Determination unanimously annulled on the law with costs and petition granted. Memorandum: This proceeding arises out of a charge by respondent, the Superintendent of Insurance, that petitioner Blue Cross violated Insurance Department regulation 34 (11 NYCRR 215.5 [a], [b]) by *878engaging in misleading or deceptive advertising of its health insurance policies. Respondent charged that petitioner aired radio and television advertisements that were misleading because they stated: "Remember, if you don’t have Blue Cross, you’re not covered”. In response to that charge, petitioner admitted running the advertisements but denied that they were misleading or deceiving.

At a hearing before a Hearing Officer for the State Insurance Department, respondent presented an Insurance Department attorney who testified that, in his opinion, the advertisement was false and hence misleading. Petitioner argued that the statement was so obviously false that it was not misleading. In support of that position, petitioner produced extensive expert proof tending to establish that persons of ordinary education and intelligence would find the statement so patently false that they would not be misled by it. Testifying to that conclusion were an expert on legal questions involving advertising, a member of a panel of multidisciplinary educated professionals whose jobs bring them into contact with numerous persons of average education and intelligence, and a prominent pollster who had conducted a survey and found that the statement was interpreted literally by only a statistically insignificant percentage of individuals who heard it.

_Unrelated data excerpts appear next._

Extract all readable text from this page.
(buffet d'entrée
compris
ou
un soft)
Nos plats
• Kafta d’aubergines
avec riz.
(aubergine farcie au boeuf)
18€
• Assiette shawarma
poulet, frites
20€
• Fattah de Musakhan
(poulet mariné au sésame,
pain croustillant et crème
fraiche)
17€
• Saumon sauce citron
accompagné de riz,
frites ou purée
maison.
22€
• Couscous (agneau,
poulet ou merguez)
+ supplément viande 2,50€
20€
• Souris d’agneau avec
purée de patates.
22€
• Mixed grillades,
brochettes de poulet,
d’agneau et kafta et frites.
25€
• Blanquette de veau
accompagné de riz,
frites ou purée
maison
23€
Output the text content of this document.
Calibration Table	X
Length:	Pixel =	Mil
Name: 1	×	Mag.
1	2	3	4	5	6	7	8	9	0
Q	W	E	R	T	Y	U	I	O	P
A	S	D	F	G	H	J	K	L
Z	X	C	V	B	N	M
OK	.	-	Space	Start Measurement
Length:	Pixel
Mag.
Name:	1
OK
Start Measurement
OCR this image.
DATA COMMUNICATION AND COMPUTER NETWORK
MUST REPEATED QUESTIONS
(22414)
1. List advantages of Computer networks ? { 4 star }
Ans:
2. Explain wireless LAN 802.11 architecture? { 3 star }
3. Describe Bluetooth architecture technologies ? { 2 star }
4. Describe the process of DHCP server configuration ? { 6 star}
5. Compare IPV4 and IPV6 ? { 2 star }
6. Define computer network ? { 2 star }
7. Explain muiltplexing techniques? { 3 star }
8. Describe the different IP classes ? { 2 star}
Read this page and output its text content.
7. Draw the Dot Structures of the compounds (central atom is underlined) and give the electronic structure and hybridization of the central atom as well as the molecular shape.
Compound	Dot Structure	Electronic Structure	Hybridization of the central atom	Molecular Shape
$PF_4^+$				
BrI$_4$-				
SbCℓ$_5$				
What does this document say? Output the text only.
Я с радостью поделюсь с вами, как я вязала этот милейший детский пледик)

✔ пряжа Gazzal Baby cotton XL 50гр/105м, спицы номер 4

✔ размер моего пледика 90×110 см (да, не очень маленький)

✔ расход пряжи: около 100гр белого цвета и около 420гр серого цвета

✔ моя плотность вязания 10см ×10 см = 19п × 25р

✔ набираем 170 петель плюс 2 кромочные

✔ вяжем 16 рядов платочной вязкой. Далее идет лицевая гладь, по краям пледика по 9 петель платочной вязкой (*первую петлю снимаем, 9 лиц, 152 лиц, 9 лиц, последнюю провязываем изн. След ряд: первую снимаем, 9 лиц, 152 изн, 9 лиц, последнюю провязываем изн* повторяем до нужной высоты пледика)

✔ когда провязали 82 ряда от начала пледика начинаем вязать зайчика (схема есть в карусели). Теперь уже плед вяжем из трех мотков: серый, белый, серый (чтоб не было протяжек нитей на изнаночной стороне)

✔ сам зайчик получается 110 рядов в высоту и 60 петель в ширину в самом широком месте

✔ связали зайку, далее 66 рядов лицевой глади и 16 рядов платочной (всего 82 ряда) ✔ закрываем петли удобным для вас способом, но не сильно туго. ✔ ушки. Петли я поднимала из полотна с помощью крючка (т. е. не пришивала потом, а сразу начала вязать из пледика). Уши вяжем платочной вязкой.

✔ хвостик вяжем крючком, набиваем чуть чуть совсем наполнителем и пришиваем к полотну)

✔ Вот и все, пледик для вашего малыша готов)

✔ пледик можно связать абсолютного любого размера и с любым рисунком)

The Hearing Officer concluded that the advertisement was "false and misleading in fact and in implication”. He observed that well-educated, articulate and thoughtful individuals would readily perceive the falsity of the statement and would not be misled by it, but that the "segment of the public to which the advertisement is directed will normally include not only those who have the sophistication to recognize the falsity of the Statement but also those persons of average intelligence who, nevertheless, are socially disadvantaged, unsophisticated, uneducated or downright gullible and who would take the Statement literally”. The Superintendent adopted the findings and conclusions of the Hearing Officer except with respect to the penalty to be imposed. Whereas the Hearing Officer had recommended a "serious admonishment” with no civil penalty, the Superintendent imposed a civil penalty of $12,275.

We conclude that the determination must be annulled because it is based on an incorrect standard. 11 NYCRR 215.5 (a) provides that, "[wjhether an advertisement has a capacity or tendency to mislead or deceive shall be determined by the superintendent from the overall impression that the advertisement may be reasonably expected to create upon a person of average education and intelligence”. The Hearing Officer’s *879conclusion that the advertisement might prove misleading to the “socially disadvantaged, unsophisticated, uneducated or downright gullible”, is an erroneous departure from the applicable standard. Additionally, the determination is not supported by substantial evidence. The credible evidence adduced at the hearing, as well as common sense, compels the conclusion that the statement is so obviously false that it is neither intended nor likely to be taken literally by its audience. We therefore conclude that the advertisement would not mislead or deceive a person of average education and intelligence (11 NYCRR 215.5 [a]). (Article 78 proceeding transferred by order of Supreme Court, Erie County, Kane, J.) Present—Callahan, J. P., Denman, Green, Pine and Balio, JJ.